Hal ini diungkapkan langsung oleh Direktur Utama Allo Bank Indra Utoyo dalam acara Public Expose 2025 PT Allo Bank Indonesia Tbk di Auditorium Menara Bank Mega, Jakarta, Kamis (10/4/2025).
"Pertumbuhan kredit ingin di atas rata-rata industri," ujar Indra.
Indra menjelaskan, target tersebut bakal dicapai dengan memerhatikan beragam kondisi perekonomian saat ini. Terlebih, kebijakan tarif Presiden Amerika Serikat (AS) Donald Trump memberikan tekanan besar terhadap perekonomian dunia, dan Indonesia menjadi salah satu negara yang terdampak kebijakan Trump tersebut.
"Kondisi hari ini, kita tentu kami selektif, termasuk di sisi paylater kami makin geanular, makin halus menyasar ke berbagai segmen," ungkap Indra.
Lebih lanjut, Indra menyebut, Allo Bank telah menggunakan berbagai alternatif data untuk menyeleksi debitur. Dimana, hal ini seperti data dari operator seluler hingga gawai yang digunakan.
Menurut Indra, semua itu dikombinasikan guna mendapatkan debitur dengan kualitas baik. Berkat hal tersebut, sehingga saat ini Allo Bank dapat menjaga rasio kredit bermasalah atau nonperforming loan (NPL) kurang dari 1%.
Sementara itu untuk DPK, Allo Bank mengincar pertumbuhan lebih dari 25%.

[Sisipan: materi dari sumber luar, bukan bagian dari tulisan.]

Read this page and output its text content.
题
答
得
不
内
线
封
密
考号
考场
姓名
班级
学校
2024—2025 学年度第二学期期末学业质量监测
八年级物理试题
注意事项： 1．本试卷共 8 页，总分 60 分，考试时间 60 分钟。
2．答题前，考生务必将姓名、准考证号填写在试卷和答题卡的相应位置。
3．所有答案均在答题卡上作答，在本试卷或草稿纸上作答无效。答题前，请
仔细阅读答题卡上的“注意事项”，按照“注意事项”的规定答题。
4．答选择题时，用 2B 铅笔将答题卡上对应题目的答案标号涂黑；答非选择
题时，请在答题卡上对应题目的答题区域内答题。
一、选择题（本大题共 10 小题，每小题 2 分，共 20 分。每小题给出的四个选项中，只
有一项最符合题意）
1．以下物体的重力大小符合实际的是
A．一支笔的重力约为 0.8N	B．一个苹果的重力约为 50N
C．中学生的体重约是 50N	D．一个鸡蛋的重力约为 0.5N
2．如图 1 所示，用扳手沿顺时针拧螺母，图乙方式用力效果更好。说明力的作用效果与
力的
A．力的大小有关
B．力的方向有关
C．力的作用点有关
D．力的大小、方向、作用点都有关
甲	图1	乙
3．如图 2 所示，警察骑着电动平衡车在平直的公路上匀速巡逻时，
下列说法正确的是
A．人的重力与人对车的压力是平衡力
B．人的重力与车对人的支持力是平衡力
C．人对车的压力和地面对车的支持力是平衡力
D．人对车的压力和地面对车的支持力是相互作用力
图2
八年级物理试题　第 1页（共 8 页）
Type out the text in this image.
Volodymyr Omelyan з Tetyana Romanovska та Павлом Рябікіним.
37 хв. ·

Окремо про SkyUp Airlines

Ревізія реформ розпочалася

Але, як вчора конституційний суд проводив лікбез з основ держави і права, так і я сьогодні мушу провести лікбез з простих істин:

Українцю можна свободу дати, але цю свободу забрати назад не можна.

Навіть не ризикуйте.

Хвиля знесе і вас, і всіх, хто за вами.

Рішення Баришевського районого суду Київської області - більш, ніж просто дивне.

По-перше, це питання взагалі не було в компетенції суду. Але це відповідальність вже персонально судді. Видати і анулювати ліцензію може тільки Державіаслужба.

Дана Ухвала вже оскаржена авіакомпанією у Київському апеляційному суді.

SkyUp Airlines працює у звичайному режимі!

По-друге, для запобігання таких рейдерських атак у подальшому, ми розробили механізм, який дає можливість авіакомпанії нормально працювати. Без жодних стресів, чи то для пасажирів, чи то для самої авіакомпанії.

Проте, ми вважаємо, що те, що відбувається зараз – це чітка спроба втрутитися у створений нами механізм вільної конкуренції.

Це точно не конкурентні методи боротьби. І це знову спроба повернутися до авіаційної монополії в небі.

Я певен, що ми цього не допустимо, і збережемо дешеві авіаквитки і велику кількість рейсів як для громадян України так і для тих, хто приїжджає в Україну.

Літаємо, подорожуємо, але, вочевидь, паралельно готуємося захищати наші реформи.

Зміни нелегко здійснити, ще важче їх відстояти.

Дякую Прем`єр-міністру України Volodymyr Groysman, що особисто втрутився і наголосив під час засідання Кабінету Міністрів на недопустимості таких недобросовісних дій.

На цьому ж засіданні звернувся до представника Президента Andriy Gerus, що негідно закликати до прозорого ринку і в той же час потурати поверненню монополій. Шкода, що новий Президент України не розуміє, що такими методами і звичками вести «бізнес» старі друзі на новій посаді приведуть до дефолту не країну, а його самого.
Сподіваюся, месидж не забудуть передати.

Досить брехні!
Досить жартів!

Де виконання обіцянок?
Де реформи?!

"Target pertumbuhan DPK Rp 8,4 triliun dari Rp 6,1 triliun," kata Indra.
Di sisi lain, Allo Bank membukukan laba bersih tahun berjalan yang dapat diatribusikan kepada pemilik sebesar Rp 467,10 miliar pada tahun 2024. Perolehan itu naik 5,07% yoy.
Kemudian, dari sisi top line, pendapatan bunga tercatat naik 11,88% yoy menjadi Rpb1,48 triliun, dengan beban bunga melonjak 26,43% yoy menjadi Rp 369,42 miliar pada periode yang berakhir 31 Desember 2024.
Adapun pada fungsi intermediasi, total kredit yang disalurkan Allo Bank naik 1,25% yoy menjadi sebesar Rp 7,47 triliun sepanjang tahun lalu. Lalu, kualitas kredit terjaga dengan rasio NPL gross tercatat di posisi 0,81%, dan NPL net di posisi 0,08%.